One major caveat to the method is a general issue with detecting cell-free fetal DNA in maternal plasma: It is often difficult to distinguish true negative results from false negative results due to insufficient amounts of free fetal DNA. As such, an independent test is needed to validate the presence of fetal DNA in the plasma sample.
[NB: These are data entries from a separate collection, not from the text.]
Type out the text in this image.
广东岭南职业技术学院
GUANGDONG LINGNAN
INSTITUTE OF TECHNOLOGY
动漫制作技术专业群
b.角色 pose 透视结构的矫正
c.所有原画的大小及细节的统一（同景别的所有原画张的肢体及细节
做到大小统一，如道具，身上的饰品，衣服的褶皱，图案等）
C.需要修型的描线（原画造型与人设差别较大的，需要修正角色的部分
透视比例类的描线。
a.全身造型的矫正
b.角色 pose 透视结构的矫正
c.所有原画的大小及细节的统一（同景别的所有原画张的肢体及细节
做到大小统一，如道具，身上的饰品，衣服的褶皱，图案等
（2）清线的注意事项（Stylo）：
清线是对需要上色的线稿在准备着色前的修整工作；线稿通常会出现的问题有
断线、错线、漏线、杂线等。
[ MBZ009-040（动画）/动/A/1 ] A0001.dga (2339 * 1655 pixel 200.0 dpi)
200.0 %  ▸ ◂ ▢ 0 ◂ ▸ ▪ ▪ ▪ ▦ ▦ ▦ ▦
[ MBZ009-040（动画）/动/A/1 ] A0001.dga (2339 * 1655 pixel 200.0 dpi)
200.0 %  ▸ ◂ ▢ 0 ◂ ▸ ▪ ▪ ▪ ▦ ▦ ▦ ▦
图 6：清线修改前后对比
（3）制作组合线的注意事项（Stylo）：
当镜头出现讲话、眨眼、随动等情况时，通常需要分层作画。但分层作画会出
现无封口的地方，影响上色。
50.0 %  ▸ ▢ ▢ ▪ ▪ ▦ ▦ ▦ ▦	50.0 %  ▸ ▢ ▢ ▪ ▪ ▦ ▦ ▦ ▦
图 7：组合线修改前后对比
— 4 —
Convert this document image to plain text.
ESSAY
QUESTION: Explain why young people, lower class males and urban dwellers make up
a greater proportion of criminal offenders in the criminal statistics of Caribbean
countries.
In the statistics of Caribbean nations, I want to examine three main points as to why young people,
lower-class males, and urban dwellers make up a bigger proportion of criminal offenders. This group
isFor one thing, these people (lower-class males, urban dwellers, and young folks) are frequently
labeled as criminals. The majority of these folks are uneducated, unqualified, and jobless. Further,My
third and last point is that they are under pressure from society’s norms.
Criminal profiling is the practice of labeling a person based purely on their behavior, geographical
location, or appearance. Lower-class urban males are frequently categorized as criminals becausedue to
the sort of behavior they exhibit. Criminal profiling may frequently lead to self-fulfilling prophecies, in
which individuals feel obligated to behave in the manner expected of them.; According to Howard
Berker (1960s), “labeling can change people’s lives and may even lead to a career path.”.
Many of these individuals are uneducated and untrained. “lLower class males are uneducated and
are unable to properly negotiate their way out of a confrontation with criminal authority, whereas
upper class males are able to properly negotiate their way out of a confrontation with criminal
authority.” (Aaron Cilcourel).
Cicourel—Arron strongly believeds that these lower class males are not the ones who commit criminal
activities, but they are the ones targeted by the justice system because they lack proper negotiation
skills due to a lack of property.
To address this, Guissart and colleagues used Thermo Fisher Scientific's Life Technologies AmpFlSTR MiniFiler PCR amplification kit — an assay frequently used in forensic STR analysis — to confirm the presence of cell-free fetal DNA in the maternal plasma and safeguard against false negatives.

This approach was successful in validating the two aforementioned negative results obtained from the three maternal plasma samples from mothers undergoing CFTR genotyping. However, when testing the method independently on a number of maternal plasma and sera samples, the researchers found that it performed suitably in plasma samples but yielded inconclusive results in sera samples.

Nevertheless, the STR analysis method showed promise as an independent method for validating the presence of cell-free fetal DNA in maternal plasma, and based on these initial results, the researchers plan to further evaluate its usefulness as a quality control.

Guissart said that the group is also now beginning clinical validation of the MEMO-qPCR method on a larger group of maternal plasma samples. Although it does not have plans to commercialize the method, "we will continue to offer NIPD test[ing] for couples carrying non-identical mutations before invasive procedures whenever it is possible," she said.